Li seufzte. Für einen Moment wirkte sie, als wolle sie erneut die Hand ausstrecken. Doch sie schien es sich anders zu überlegen, änderte die Richtung der Bewegung und wickelte eine braune Haarsträhne um ihren Finger. In ihren Augen blitzte so etwas wie eine Herausforderung. „Würdest du mir glauben, wenn ich sage, dass ich eine Dryade bin? Oder würdest du mich als einen Traum bezeichnen, der behauptet eine Dryade zu sein?“

Vielleicht hatte Li recht. Ronjas Träume waren sonst zumindest nie so sarkastisch. Und es fühlte sich alles viel zu echt an.
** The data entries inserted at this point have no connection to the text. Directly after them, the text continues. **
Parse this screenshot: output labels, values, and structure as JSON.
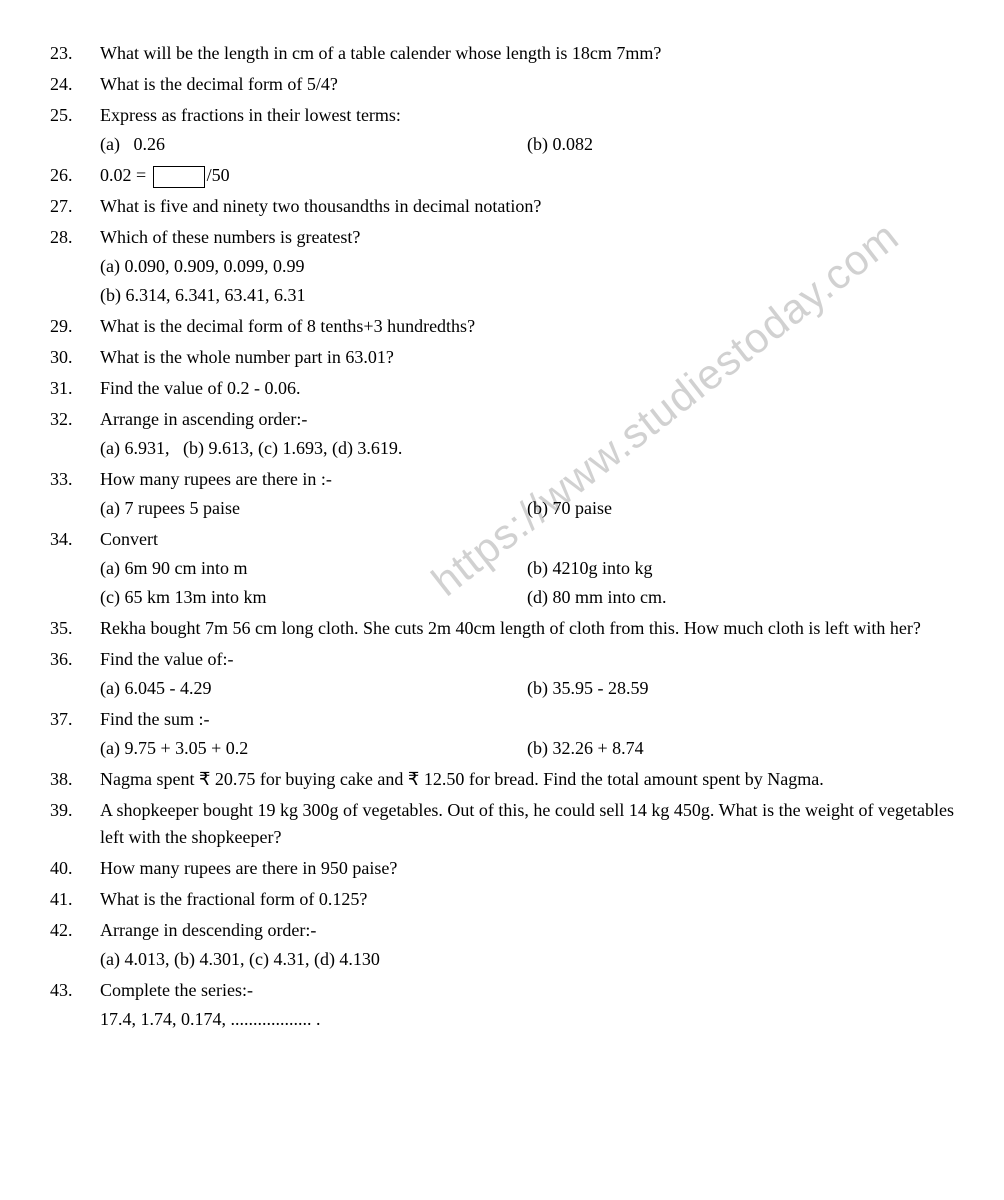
{
  "watermark": "https://www.studiestoday.com",
  "questions": [
    {
      "num": "23.",
      "text": "What will be the length in cm of a table calender whose length is 18cm 7mm?"
    },
    {
      "num": "24.",
      "text": "What is the decimal form of 5/4?"
    },
    {
      "num": "25.",
      "text": "Express as fractions in their lowest terms:",
      "parts_cols": [
        {
          "a": "(a)   0.26",
          "b": "(b) 0.082"
        }
      ]
    },
    {
      "num": "26.",
      "special": "box",
      "pre": "0.02 = ",
      "post": "/50"
    },
    {
      "num": "27.",
      "text": "What is five and ninety two thousandths in decimal notation?"
    },
    {
      "num": "28.",
      "text": "Which of these numbers is greatest?",
      "parts": [
        "(a) 0.090, 0.909, 0.099, 0.99",
        "(b) 6.314, 6.341, 63.41, 6.31"
      ]
    },
    {
      "num": "29.",
      "text": "What is the decimal form of 8 tenths+3 hundredths?"
    },
    {
      "num": "30.",
      "text": "What is the whole number part in 63.01?"
    },
    {
      "num": "31.",
      "text": "Find the value of 0.2 - 0.06."
    },
    {
      "num": "32.",
      "text": "Arrange in ascending order:-",
      "parts": [
        "(a) 6.931,   (b) 9.613, (c) 1.693, (d) 3.619."
      ]
    },
    {
      "num": "33.",
      "text": "How many rupees are there in :-",
      "parts_cols": [
        {
          "a": "(a) 7 rupees 5 paise",
          "b": "(b) 70 paise"
        }
      ]
    },
    {
      "num": "34.",
      "text": "Convert",
      "parts_cols": [
        {
          "a": "(a) 6m 90 cm into m",
          "b": "(b) 4210g into kg"
        },
        {
          "a": "(c) 65 km 13m into km",
          "b": "(d) 80 mm into cm."
        }
      ]
    },
    {
      "num": "35.",
      "text": "Rekha bought 7m 56 cm long cloth. She cuts 2m 40cm length of cloth from this. How much cloth is left with her?"
    },
    {
      "num": "36.",
      "text": "Find the value of:-",
      "parts_cols": [
        {
          "a": "(a) 6.045 - 4.29",
          "b": "(b) 35.95 - 28.59"
        }
      ]
    },
    {
      "num": "37.",
      "text": "Find the sum :-",
      "parts_cols": [
        {
          "a": "(a) 9.75 + 3.05 + 0.2",
          "b": "(b) 32.26 + 8.74"
        }
      ]
    },
    {
      "num": "38.",
      "text": "Nagma spent ₹ 20.75 for buying cake and ₹ 12.50 for bread. Find the total amount spent by Nagma."
    },
    {
      "num": "39.",
      "text": "A shopkeeper bought 19 kg 300g of vegetables. Out of this, he could sell 14 kg 450g. What is the weight of vegetables left with the shopkeeper?"
    },
    {
      "num": "40.",
      "text": "How many rupees are there in 950 paise?"
    },
    {
      "num": "41.",
      "text": "What is the fractional form of 0.125?"
    },
    {
      "num": "42.",
      "text": "Arrange in descending order:-",
      "parts": [
        "(a) 4.013, (b) 4.301, (c) 4.31, (d) 4.130"
      ]
    },
    {
      "num": "43.",
      "text": "Complete the series:-",
      "parts": [
        "17.4, 1.74, 0.174, .................. ."
      ]
    }
  ]
}
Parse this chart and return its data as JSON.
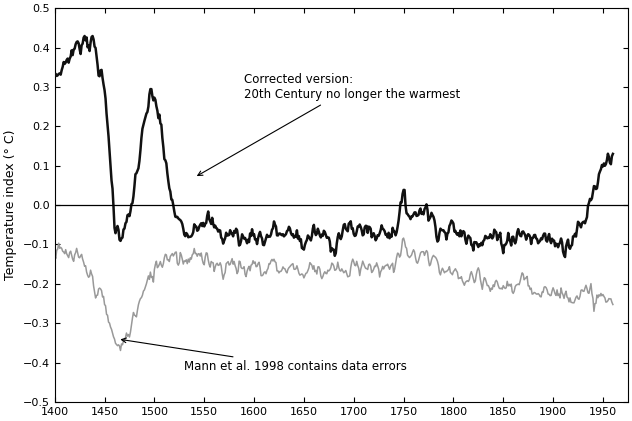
{
  "ylabel": "Temperature index (° C)",
  "xlim": [
    1400,
    1975
  ],
  "ylim": [
    -0.5,
    0.5
  ],
  "xticks": [
    1400,
    1450,
    1500,
    1550,
    1600,
    1650,
    1700,
    1750,
    1800,
    1850,
    1900,
    1950
  ],
  "yticks": [
    -0.5,
    -0.4,
    -0.3,
    -0.2,
    -0.1,
    0.0,
    0.1,
    0.2,
    0.3,
    0.4,
    0.5
  ],
  "corrected_color": "#111111",
  "mann_color": "#999999",
  "bg_color": "#ffffff",
  "annotation_corrected": "Corrected version:\n20th Century no longer the warmest",
  "annotation_mann": "Mann et al. 1998 contains data errors",
  "corrected_kx": [
    1400,
    1415,
    1425,
    1430,
    1435,
    1440,
    1445,
    1450,
    1455,
    1460,
    1465,
    1470,
    1475,
    1480,
    1485,
    1490,
    1495,
    1500,
    1505,
    1510,
    1515,
    1520,
    1530,
    1540,
    1550,
    1560,
    1570,
    1580,
    1590,
    1600,
    1610,
    1620,
    1630,
    1640,
    1650,
    1660,
    1670,
    1680,
    1690,
    1700,
    1710,
    1720,
    1730,
    1740,
    1750,
    1760,
    1770,
    1780,
    1790,
    1800,
    1810,
    1820,
    1830,
    1840,
    1850,
    1860,
    1870,
    1880,
    1890,
    1900,
    1910,
    1920,
    1930,
    1940,
    1950,
    1955,
    1960
  ],
  "corrected_ky": [
    0.32,
    0.38,
    0.41,
    0.43,
    0.42,
    0.4,
    0.35,
    0.28,
    0.15,
    -0.05,
    -0.07,
    -0.06,
    -0.04,
    0.05,
    0.12,
    0.2,
    0.27,
    0.28,
    0.22,
    0.12,
    0.05,
    -0.02,
    -0.07,
    -0.05,
    -0.03,
    -0.06,
    -0.08,
    -0.07,
    -0.09,
    -0.07,
    -0.09,
    -0.06,
    -0.08,
    -0.07,
    -0.1,
    -0.07,
    -0.08,
    -0.1,
    -0.06,
    -0.07,
    -0.05,
    -0.08,
    -0.06,
    -0.07,
    0.01,
    -0.03,
    0.0,
    -0.04,
    -0.07,
    -0.06,
    -0.08,
    -0.08,
    -0.09,
    -0.08,
    -0.09,
    -0.08,
    -0.07,
    -0.09,
    -0.08,
    -0.09,
    -0.1,
    -0.08,
    -0.05,
    0.04,
    0.1,
    0.13,
    0.12
  ],
  "mann_kx": [
    1400,
    1415,
    1425,
    1435,
    1445,
    1450,
    1455,
    1460,
    1465,
    1470,
    1480,
    1490,
    1500,
    1510,
    1520,
    1530,
    1540,
    1550,
    1560,
    1570,
    1580,
    1590,
    1600,
    1610,
    1620,
    1630,
    1640,
    1650,
    1660,
    1670,
    1680,
    1690,
    1700,
    1710,
    1720,
    1730,
    1740,
    1750,
    1760,
    1770,
    1780,
    1790,
    1800,
    1810,
    1820,
    1830,
    1840,
    1850,
    1860,
    1870,
    1880,
    1890,
    1900,
    1910,
    1920,
    1930,
    1940,
    1950,
    1960
  ],
  "mann_ky": [
    -0.12,
    -0.13,
    -0.14,
    -0.18,
    -0.22,
    -0.26,
    -0.3,
    -0.35,
    -0.36,
    -0.35,
    -0.28,
    -0.22,
    -0.16,
    -0.13,
    -0.12,
    -0.14,
    -0.12,
    -0.15,
    -0.14,
    -0.16,
    -0.14,
    -0.17,
    -0.15,
    -0.17,
    -0.14,
    -0.17,
    -0.15,
    -0.18,
    -0.15,
    -0.17,
    -0.16,
    -0.18,
    -0.16,
    -0.14,
    -0.17,
    -0.15,
    -0.16,
    -0.1,
    -0.14,
    -0.12,
    -0.15,
    -0.17,
    -0.18,
    -0.19,
    -0.19,
    -0.2,
    -0.21,
    -0.2,
    -0.21,
    -0.2,
    -0.21,
    -0.21,
    -0.22,
    -0.23,
    -0.22,
    -0.23,
    -0.23,
    -0.24,
    -0.25
  ]
}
Noch immer prickelte ihre Haut dort, wo ihr seltsamer Gast sie berührt hatte. Nicht unangenehm. Alles andere als unangenehm.

Eine Dryade also ...

„Das ist so eine Art Baumgeist, oder?“ Unwillkürlich sah Ronja sich um. Ihr Blick blieb an dem Kaktus auf der Fensterbank hängen. „Von was für einem Baum?“

Ein helles Lachen perlte durch den Raum, als Li ihrem Blick folgte. Doch dann wurde ihre Miene ernst. Erneut trat sie näher, und diesmal wich Ronja nicht zurück. Die Hände der Dryade ergriffen die ihren, und grüne Augen sahen sie bittend an. „Frag mich nicht nach Dingen, an die ich nicht denken will. Ich bin hergekommen, um meine Einsamkeit für eine Weile zu vergessen. Erlaubst du mir, dass ich bleibe?“

Die Bitte war so direkt, so ehrlich, dass Ronja nicht anders konnte als zu nicken. Erst im nächsten Moment kam ihr eine Frage in den Sinn. „Ähm ... was willst du denn hier t...?“

Ein Kuss schnitt den Rest ihrer Worte ab. Er war vorsichtig, beinahe ebenso flüchtig wie der am Tag zuvor, als fürchte Li, sie zu erschrecken. Ronja erwiderte ihn, bevor sie wusste, was sie tat.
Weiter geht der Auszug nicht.